Quando se fala de obra de arte, no contexto atual, falas-se de uma forma de mercadoria bastante abstrata, com seu valor financeiro determinado por fatores menos relacionados ao tempo e esforço empenhados em seu processo de confecção que ao nome do/a artista ou seus contatos sociais. Tendo tudo aquilo que é determinado como arte um status elevadíssimo para nossa sociedade em oposição às produções industriais para consumo em massa, é interessante perceber como, desde os ready-made (objetos prontos, industriais apresentados como obras de arte) de Duchamp, diversos artistas têm se ocupado em brincar com o cruzamento entre essas categorias. Sylvie Fleury é uma desses/as artistas plásticos/as contemporâneos/as que se ocupam dessas questões, e cujos trabalhos mais conhecidos incluem carros amassados pintados com cores de esmalte, sacolas de compras colocadas num canto da galeria , e textos em neon em paredes com mensagens como “Faster, Bigger, Better”, “Egoïste” ou “Yes to all”.

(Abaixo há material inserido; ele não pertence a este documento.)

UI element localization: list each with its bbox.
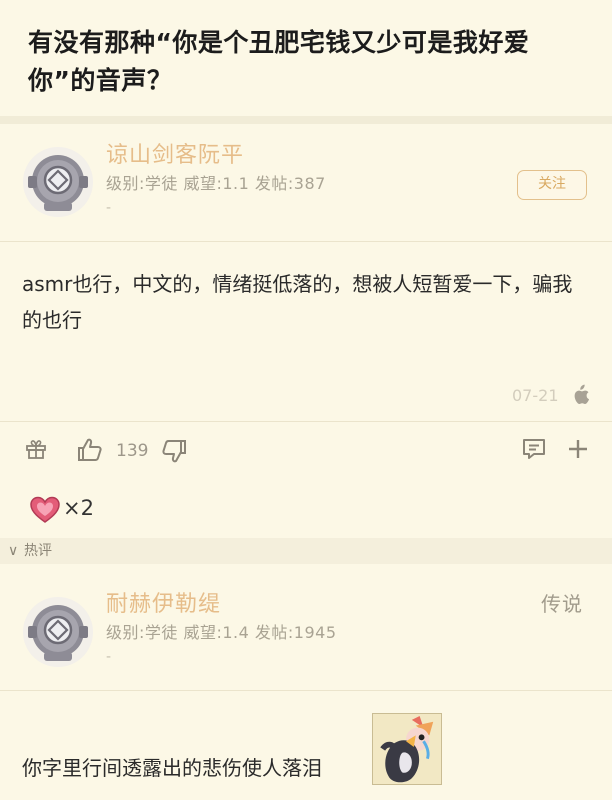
post-title: 有没有那种“你是个丑肥宅钱又少可是我好爱你”的音声？ (28, 28, 530, 95)
comment-icon[interactable] (521, 437, 547, 461)
diving-helmet-avatar-icon[interactable] (22, 596, 94, 668)
thumbs-up-icon[interactable] (76, 436, 104, 464)
comment-content: asmr也行，中文的，情绪挺低落的，想被人短暂爱一下，骗我的也行 (22, 272, 573, 332)
user-meta-extra: - (106, 200, 112, 216)
comment-date: 07-21 (512, 386, 559, 405)
divider (0, 421, 612, 422)
divider (0, 116, 612, 124)
reply-user-meta: 级别:学徒 威望:1.4 发帖:1945 (106, 623, 337, 642)
reply-content: 你字里行间透露出的悲伤使人落泪 (22, 756, 322, 780)
reply-username[interactable]: 耐赫伊勒缇 (106, 586, 221, 618)
rank-badge: 传说 (541, 592, 583, 616)
username[interactable]: 谅山剑客阮平 (106, 137, 244, 169)
chevron-down-icon: ∨ (8, 543, 19, 559)
thumbs-down-icon[interactable] (160, 438, 188, 466)
like-count: 139 (116, 441, 149, 461)
follow-button[interactable]: 关注 (517, 170, 587, 200)
hot-comments-header[interactable]: ∨ 热评 (0, 538, 612, 564)
divider (0, 241, 612, 242)
divider (0, 690, 612, 691)
heart-reaction-icon[interactable] (30, 496, 60, 524)
reaction-count: ×2 (63, 496, 94, 520)
crying-bird-sticker (372, 713, 442, 785)
user-meta: 级别:学徒 威望:1.1 发帖:387 (106, 174, 326, 193)
gift-icon[interactable] (24, 437, 48, 461)
reply-user-meta-extra: - (106, 649, 112, 665)
diving-helmet-avatar-icon[interactable] (22, 146, 94, 218)
hot-comments-label: 热评 (24, 543, 52, 559)
plus-icon[interactable] (566, 437, 590, 461)
apple-icon (574, 384, 589, 405)
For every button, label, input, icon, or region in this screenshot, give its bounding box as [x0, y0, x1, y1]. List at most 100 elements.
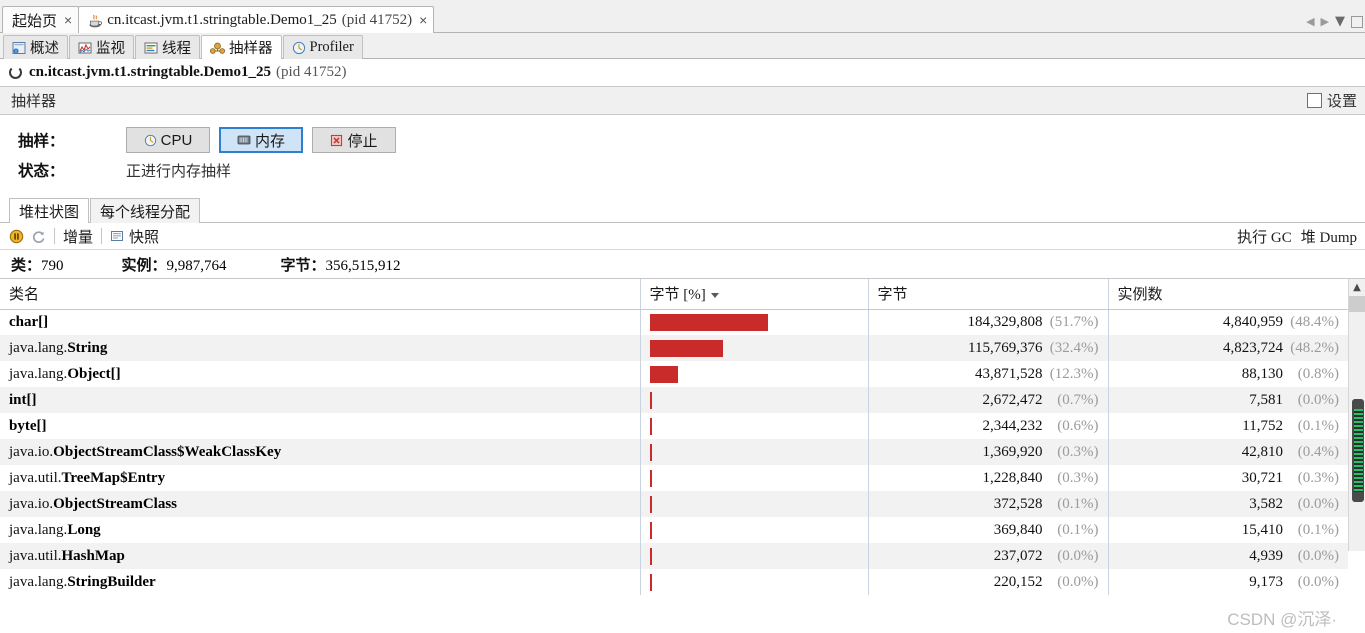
svg-text:i: i	[16, 48, 17, 53]
cell-instances: 15,410 (0.1%)	[1108, 517, 1348, 543]
instances-percent: (0.3%)	[1297, 469, 1339, 486]
instances-value: 15,410	[1241, 521, 1283, 538]
cell-instances: 4,840,959 (48.4%)	[1108, 309, 1348, 335]
bytes-percent-bar	[649, 521, 652, 539]
triangle-right-icon[interactable]: ▶	[1321, 16, 1329, 27]
bytes-value: 184,329,808	[967, 313, 1043, 330]
tab-per-thread-allocation[interactable]: 每个线程分配	[90, 198, 201, 223]
scroll-thumb[interactable]	[1352, 399, 1364, 502]
scroll-up-icon[interactable]: ▲	[1349, 279, 1365, 296]
checkbox-icon[interactable]	[1306, 93, 1322, 108]
instances-percent: (48.2%)	[1290, 339, 1339, 356]
tab-sampler[interactable]: 抽样器	[201, 35, 282, 59]
scroll-track-top[interactable]	[1349, 296, 1365, 312]
tab-threads[interactable]: 线程	[135, 35, 200, 59]
memory-sample-button[interactable]: 内存	[219, 127, 303, 153]
cell-class-name: char[]	[0, 309, 641, 335]
cell-class-name: byte[]	[0, 413, 641, 439]
cell-class-name: java.lang.String	[0, 335, 641, 361]
cell-bytes: 1,369,920 (0.3%)	[868, 439, 1109, 465]
table-row[interactable]: char[] 184,329,808 (51.7%) 4,840,959 (48.4%)	[0, 309, 1348, 335]
tab-heap-histogram[interactable]: 堆柱状图	[9, 198, 90, 223]
bytes-counter: 字节：356,515,912	[281, 254, 401, 275]
class-package: java.lang.	[9, 339, 68, 356]
bytes-value: 237,072	[993, 547, 1043, 564]
bytes-percent-bar	[649, 339, 724, 357]
perform-gc-button[interactable]: 执行 GC	[1237, 226, 1292, 247]
stop-sample-button[interactable]: 停止	[312, 127, 396, 153]
class-simple-name: HashMap	[61, 547, 125, 564]
table-row[interactable]: java.lang.String 115,769,376 (32.4%) 4,823,…	[0, 335, 1348, 361]
tab-label: 监视	[96, 41, 125, 57]
watermark-text: CSDN @沉泽·	[1227, 610, 1337, 629]
refresh-button[interactable]	[31, 229, 46, 244]
table-row[interactable]: java.lang.Long 369,840 (0.1%) 15,410 (0.1%)	[0, 517, 1348, 543]
delta-button[interactable]: 增量	[63, 226, 93, 247]
column-header-bytes-percent[interactable]: 字节 [%]	[640, 279, 869, 310]
cell-class-name: java.io.ObjectStreamClass	[0, 491, 641, 517]
cpu-sample-button[interactable]: CPU	[126, 127, 210, 153]
tab-overview[interactable]: i 概述	[3, 35, 68, 59]
table-row[interactable]: java.lang.StringBuilder 220,152 (0.0%) 9,17…	[0, 569, 1348, 595]
window-tab-demo1-25[interactable]: cn.itcast.jvm.t1.stringtable.Demo1_25 (p…	[78, 6, 435, 33]
heap-dump-button[interactable]: 堆 Dump	[1301, 226, 1357, 247]
cell-instances: 7,581 (0.0%)	[1108, 387, 1348, 413]
classes-label: 类：	[11, 257, 42, 274]
tab-label: 线程	[162, 41, 191, 57]
column-header-bytes[interactable]: 字节	[868, 279, 1109, 310]
bytes-percent: (32.4%)	[1049, 339, 1099, 356]
tab-profiler[interactable]: Profiler	[282, 35, 363, 59]
table-row[interactable]: java.util.HashMap 237,072 (0.0%) 4,939 (0.0%…	[0, 543, 1348, 569]
table-row[interactable]: java.io.ObjectStreamClass 372,528 (0.1%) 3,…	[0, 491, 1348, 517]
memory-icon	[237, 134, 251, 146]
table-row[interactable]: java.lang.Object[] 43,871,528 (12.3%) 88,13…	[0, 361, 1348, 387]
class-simple-name: Object[]	[67, 365, 121, 382]
table-row[interactable]: java.io.ObjectStreamClass$WeakClassKey 1,…	[0, 439, 1348, 465]
triangle-left-icon[interactable]: ◀	[1306, 16, 1314, 27]
cell-bytes: 369,840 (0.1%)	[868, 517, 1109, 543]
tab-monitor[interactable]: 监视	[69, 35, 134, 59]
instances-value: 88,130	[1241, 365, 1283, 382]
chevron-down-icon[interactable]: ▼	[1335, 15, 1345, 28]
column-header-class-name[interactable]: 类名	[0, 279, 641, 310]
bytes-value: 1,228,840	[982, 469, 1043, 486]
bytes-percent-bar	[649, 365, 678, 383]
instances-value: 4,823,724	[1223, 339, 1283, 356]
cell-instances: 9,173 (0.0%)	[1108, 569, 1348, 595]
histogram-table-wrapper: 类名 字节 [%] 字节 实例数 char[] 184,329,808 (51.7%…	[0, 279, 1365, 595]
cell-bytes: 237,072 (0.0%)	[868, 543, 1109, 569]
bytes-value: 2,672,472	[982, 391, 1043, 408]
cell-instances: 4,939 (0.0%)	[1108, 543, 1348, 569]
page-title: cn.itcast.jvm.t1.stringtable.Demo1_25	[29, 64, 272, 80]
snapshot-button[interactable]: 快照	[110, 226, 159, 247]
square-icon[interactable]	[1351, 15, 1363, 28]
class-simple-name: ObjectStreamClass$WeakClassKey	[53, 443, 282, 460]
cell-class-name: int[]	[0, 387, 641, 413]
bytes-percent: (0.1%)	[1057, 521, 1099, 538]
settings-toggle[interactable]: 设置	[1306, 90, 1357, 111]
bytes-percent: (0.6%)	[1057, 417, 1099, 434]
sampler-title-bar: 抽样器 设置	[0, 86, 1365, 115]
table-row[interactable]: int[] 2,672,472 (0.7%) 7,581 (0.0%)	[0, 387, 1348, 413]
cell-bytes: 2,344,232 (0.6%)	[868, 413, 1109, 439]
column-header-instances[interactable]: 实例数	[1108, 279, 1348, 310]
bytes-percent-bar	[649, 417, 652, 435]
sample-row: 抽样： CPU 内存 停止	[18, 125, 1365, 155]
vertical-scrollbar[interactable]: ▲	[1348, 279, 1365, 551]
pause-button[interactable]	[9, 229, 24, 244]
instances-percent: (0.4%)	[1297, 443, 1339, 460]
close-icon[interactable]: ×	[419, 12, 427, 28]
table-row[interactable]: byte[] 2,344,232 (0.6%) 11,752 (0.1%)	[0, 413, 1348, 439]
result-tab-bar: 堆柱状图 每个线程分配	[0, 197, 1365, 223]
window-tab-start-page[interactable]: 起始页 ×	[2, 6, 80, 33]
bytes-value: 43,871,528	[975, 365, 1043, 382]
cell-bytes-bar	[640, 491, 869, 517]
sample-label: 抽样：	[18, 133, 65, 150]
instances-value: 4,939	[1249, 547, 1283, 564]
table-row[interactable]: java.util.TreeMap$Entry 1,228,840 (0.3%) 30…	[0, 465, 1348, 491]
state-row: 状态： 正进行内存抽样	[18, 155, 1365, 185]
close-icon[interactable]: ×	[64, 12, 72, 28]
window-tab-pid: (pid 41752)	[341, 11, 413, 28]
stop-red-x-icon	[330, 134, 343, 147]
button-label: 停止	[347, 132, 378, 150]
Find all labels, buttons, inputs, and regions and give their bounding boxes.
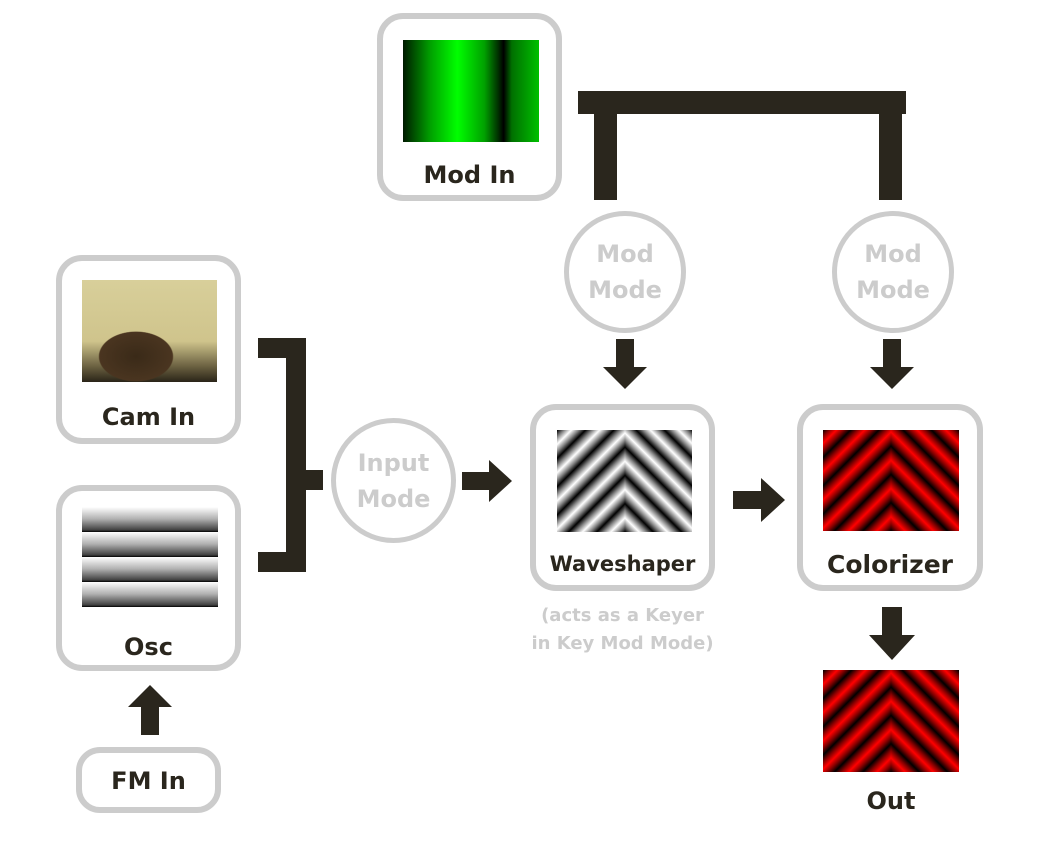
waveshaper-preview [557,430,692,532]
mod-mode-text-1: Mod [596,240,654,268]
mod-in-label: Mod In [423,161,516,189]
mod-mode-text-1: Mod [864,240,922,268]
colorizer-preview [823,430,959,531]
arrow-down-icon [869,607,915,660]
input-bracket-vertical [286,338,306,572]
osc-node: Osc [56,485,241,671]
arrow-down-icon [603,339,647,389]
fm-in-node: FM In [76,747,221,813]
colorizer-label: Colorizer [826,550,953,579]
waveshaper-node: Waveshaper [530,404,715,591]
arrow-right-icon [733,478,785,522]
mod-bracket-top [578,91,906,114]
osc-preview [82,507,218,607]
caption-line-2: in Key Mod Mode) [531,633,714,654]
mod-in-node: Mod In [377,13,562,201]
fm-in-label: FM In [111,767,186,795]
mod-bracket-left-leg [594,114,617,200]
cam-in-node: Cam In [56,255,241,444]
input-bracket-bottom [258,552,306,572]
colorizer-node: Colorizer [797,404,983,591]
cam-in-preview [82,280,217,382]
mod-mode-circle-waveshaper: Mod Mode [564,211,686,333]
mod-mode-text-2: Mode [588,276,662,304]
waveshaper-caption: (acts as a Keyer in Key Mod Mode) [500,602,745,658]
input-mode-text-1: Input [357,448,430,477]
arrow-right-icon [462,460,512,502]
input-bracket-stub [306,470,323,490]
mod-in-preview [403,40,539,142]
osc-label: Osc [124,633,173,661]
waveshaper-label: Waveshaper [549,552,696,576]
mod-bracket-right-leg [879,114,902,200]
out-label: Out [866,787,916,815]
input-mode-text-2: Mode [356,484,431,513]
arrow-up-icon [128,685,172,735]
input-mode-circle: Input Mode [331,418,456,543]
cam-in-label: Cam In [101,403,196,431]
mod-mode-text-2: Mode [856,276,930,304]
mod-mode-circle-colorizer: Mod Mode [832,211,954,333]
caption-line-1: (acts as a Keyer [541,605,704,626]
arrow-down-icon [870,339,914,389]
out-preview [823,670,959,772]
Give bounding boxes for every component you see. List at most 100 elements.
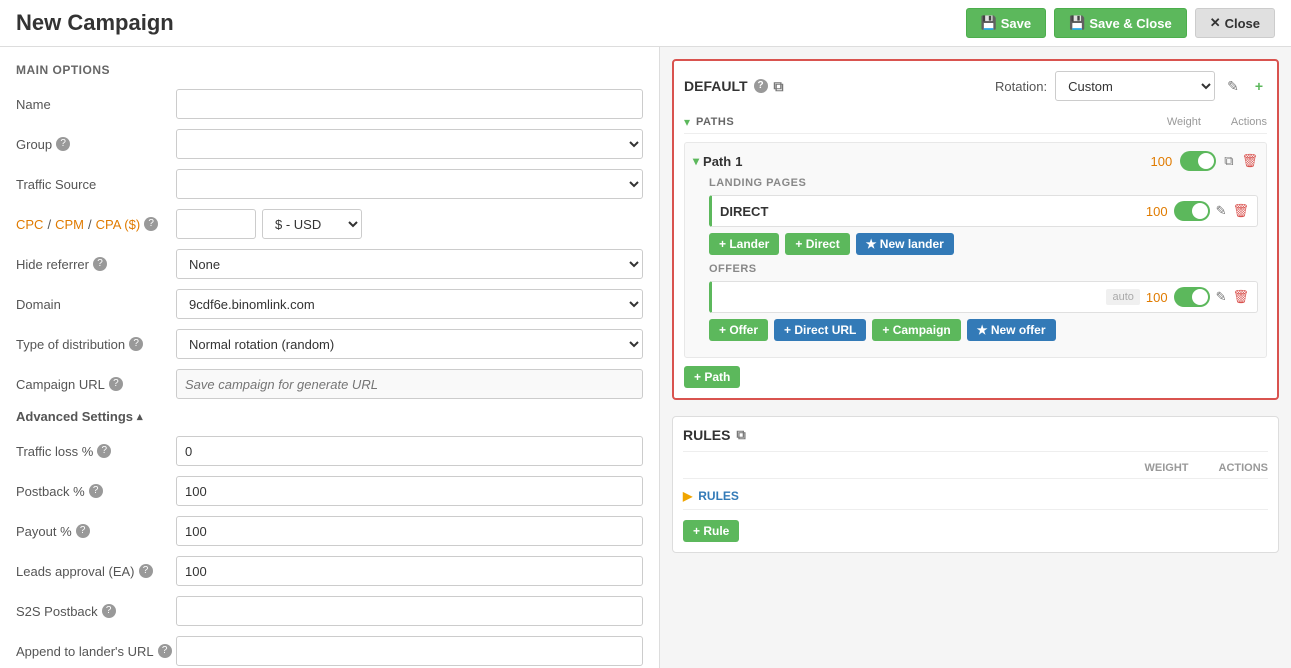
default-help-icon: ? — [754, 79, 768, 93]
add-direct-button[interactable]: + Direct — [785, 233, 849, 255]
path-delete-icon[interactable]: 🗑 — [1241, 153, 1258, 169]
offer-edit-icon[interactable]: ✎ — [1216, 289, 1227, 305]
offers-title: OFFERS — [709, 263, 1258, 275]
domain-label: Domain — [16, 297, 176, 312]
offer-btn-row: + Offer + Direct URL + Campaign ★ New of… — [709, 319, 1258, 341]
payout-label: Payout % ? — [16, 524, 176, 539]
traffic-loss-row: Traffic loss % ? — [16, 436, 643, 466]
hide-referrer-row: Hide referrer ? None — [16, 249, 643, 279]
payout-input[interactable] — [176, 516, 643, 546]
save-close-icon: 💾 — [1069, 15, 1085, 31]
default-box: DEFAULT ? ⧉ Rotation: Custom ✎ + — [672, 59, 1279, 400]
add-rule-button[interactable]: + Rule — [683, 520, 739, 542]
traffic-source-select[interactable] — [176, 169, 643, 199]
append-lander-label: Append to lander's URL ? — [16, 644, 176, 659]
lander-name: DIRECT — [720, 204, 768, 219]
direct-url-button[interactable]: + Direct URL — [774, 319, 866, 341]
cpc-row: CPC / CPM / CPA ($) ? $ - USD — [16, 209, 643, 239]
paths-title-area: ▾ PATHS — [684, 115, 734, 129]
path-copy-icon[interactable]: ⧉ — [1224, 153, 1233, 169]
new-lander-button[interactable]: ★ New lander — [856, 233, 954, 255]
cpc-input[interactable] — [176, 209, 256, 239]
campaign-url-help-icon: ? — [109, 377, 123, 391]
rules-header-row: RULES ⧉ — [683, 427, 1268, 443]
rotation-add-icon[interactable]: + — [1251, 76, 1267, 96]
lander-actions: 100 ✎ 🗑 — [1146, 201, 1249, 221]
cpm-link[interactable]: CPM — [55, 217, 84, 232]
paths-chevron-icon: ▾ — [684, 115, 690, 129]
main-content: MAIN OPTIONS Name Group ? — [0, 47, 1291, 668]
rules-row-content: ▶ RULES — [683, 489, 739, 503]
type-distribution-select[interactable]: Normal rotation (random) — [176, 329, 643, 359]
campaign-url-input[interactable] — [176, 369, 643, 399]
traffic-loss-help-icon: ? — [97, 444, 111, 458]
close-button[interactable]: ✕ Close — [1195, 8, 1275, 38]
advanced-settings-toggle[interactable]: Advanced Settings ▴ — [16, 409, 643, 424]
weight-col-label: Weight — [1167, 116, 1201, 128]
campaign-url-control — [176, 369, 643, 399]
traffic-source-control — [176, 169, 643, 199]
add-campaign-button[interactable]: + Campaign — [872, 319, 960, 341]
lander-toggle[interactable] — [1174, 201, 1210, 221]
postback-input[interactable] — [176, 476, 643, 506]
rules-row[interactable]: ▶ RULES — [683, 483, 1268, 510]
domain-control: 9cdf6e.binomlink.com — [176, 289, 643, 319]
save-close-button[interactable]: 💾 Save & Close — [1054, 8, 1187, 38]
add-path-button[interactable]: + Path — [684, 366, 740, 388]
leads-approval-help-icon: ? — [139, 564, 153, 578]
rotation-select[interactable]: Custom — [1055, 71, 1215, 101]
header-buttons: 💾 Save 💾 Save & Close ✕ Close — [966, 8, 1275, 38]
copy-icon[interactable]: ⧉ — [774, 78, 784, 95]
s2s-postback-input[interactable] — [176, 596, 643, 626]
path-toggle[interactable] — [1180, 151, 1216, 171]
add-lander-button[interactable]: + Lander — [709, 233, 779, 255]
cpc-link[interactable]: CPC — [16, 217, 43, 232]
actions-col-label: Actions — [1231, 116, 1267, 128]
type-distribution-row: Type of distribution ? Normal rotation (… — [16, 329, 643, 359]
traffic-loss-label: Traffic loss % ? — [16, 444, 176, 459]
rules-table-header: Weight Actions — [683, 458, 1268, 479]
lander-edit-icon[interactable]: ✎ — [1216, 203, 1227, 219]
rules-actions-col: Actions — [1219, 462, 1269, 474]
offer-toggle[interactable] — [1174, 287, 1210, 307]
leads-approval-input[interactable] — [176, 556, 643, 586]
name-input[interactable] — [176, 89, 643, 119]
append-lander-control — [176, 636, 643, 666]
path-chevron-icon: ▾ — [693, 154, 699, 168]
group-control — [176, 129, 643, 159]
cpa-link[interactable]: CPA ($) — [96, 217, 141, 232]
offer-delete-icon[interactable]: 🗑 — [1232, 289, 1249, 305]
campaign-url-row: Campaign URL ? — [16, 369, 643, 399]
rules-label: RULES ⧉ — [683, 427, 746, 443]
rotation-edit-icon[interactable]: ✎ — [1223, 76, 1243, 97]
page-wrapper: New Campaign 💾 Save 💾 Save & Close ✕ Clo… — [0, 0, 1291, 668]
traffic-source-label: Traffic Source — [16, 177, 176, 192]
leads-approval-label: Leads approval (EA) ? — [16, 564, 176, 579]
rules-weight-col: Weight — [1145, 462, 1189, 474]
right-panel: DEFAULT ? ⧉ Rotation: Custom ✎ + — [660, 47, 1291, 668]
rules-box: RULES ⧉ Weight Actions ▶ — [672, 416, 1279, 553]
currency-select[interactable]: $ - USD — [262, 209, 362, 239]
s2s-postback-row: S2S Postback ? — [16, 596, 643, 626]
postback-label: Postback % ? — [16, 484, 176, 499]
s2s-postback-help-icon: ? — [102, 604, 116, 618]
add-offer-button[interactable]: + Offer — [709, 319, 768, 341]
default-label: DEFAULT ? ⧉ — [684, 78, 784, 95]
hide-referrer-select[interactable]: None — [176, 249, 643, 279]
paths-header: ▾ PATHS Weight Actions — [684, 111, 1267, 134]
rotation-row: Rotation: Custom ✎ + — [995, 71, 1267, 101]
rules-cols: Weight Actions — [1145, 462, 1269, 474]
save-button[interactable]: 💾 Save — [966, 8, 1047, 38]
new-offer-button[interactable]: ★ New offer — [967, 319, 1056, 341]
group-select[interactable] — [176, 129, 643, 159]
domain-row: Domain 9cdf6e.binomlink.com — [16, 289, 643, 319]
type-distribution-label: Type of distribution ? — [16, 337, 176, 352]
rules-copy-icon[interactable]: ⧉ — [736, 427, 745, 443]
name-row: Name — [16, 89, 643, 119]
domain-select[interactable]: 9cdf6e.binomlink.com — [176, 289, 643, 319]
rules-chevron-icon: ▶ — [683, 489, 692, 503]
lander-delete-icon[interactable]: 🗑 — [1232, 203, 1249, 219]
left-panel: MAIN OPTIONS Name Group ? — [0, 47, 660, 668]
append-lander-input[interactable] — [176, 636, 643, 666]
traffic-loss-input[interactable] — [176, 436, 643, 466]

Em umas de suas obras, sem-título, 2000, em que Fleury pendura um vestido com estampa semelhante a um quadro da série “Composição” de Mondrian em uma galeria, ela afirma que um objeto feito em larga escala possa ser considerado arte, questionando a consagração da tela que originou a estampa além de transformá-la em algo conhecido como feminino. É como se, utilizando os clichês de feminino e masculino, a artista reclamasse um espaço em territórios onde homens são mais bem aceitos que mulheres, e um desses territórios, já sabemos, é a arte. O feminino vem associado, também, aquilo que tem menor valor comercial: um vestido é bem mais barato e fácil de ser adquirido do que uma tela do Mondrian. O feminino é mostrado como desvalorizado frente ao masculino, como baixa cultura, como algo menos intelectual, e não é esse o espaço ocupado pelas mulheres em nossa sociedade? A dificuldade aqui é que ao mesmo tempo em que uma obra põe em evidência algumas questões ela corre o risco de ser compreendida como uma afirmação, ou seja, a diferença entre crítica e reafirmação de uma realidade vai estar nos olhos de quem vê. Uma questão que acho complicada nesse no trabalho de Fleury, por exemplo, é o fato de tratar do masculino e do feminino, especialmente, com base naquilo que costuma ser consumido por cada um desses grupos. Algo como dizer “você é o que você compra”, o que acredito ser totalmente falso. Por outro lado, se esse fator for encarado como uma crítica à forma como estamos construindo nossas identidades, então se torna válido.

Tauana M.

Fontes:

FLEURY, Sylvie. Sylvie Fleury with Peter Halley. [2002]. Index Magazine. Entrevista concedida a Peter Halley, disponível em: http://www.indexmagazine.com/interviews/sylvie_fleury.shtml. Acesso em 3/12/2009.

GROSENICK, Uta (Org.). Mujeres Artistas de Los Siglos XX y XXI. Taschen.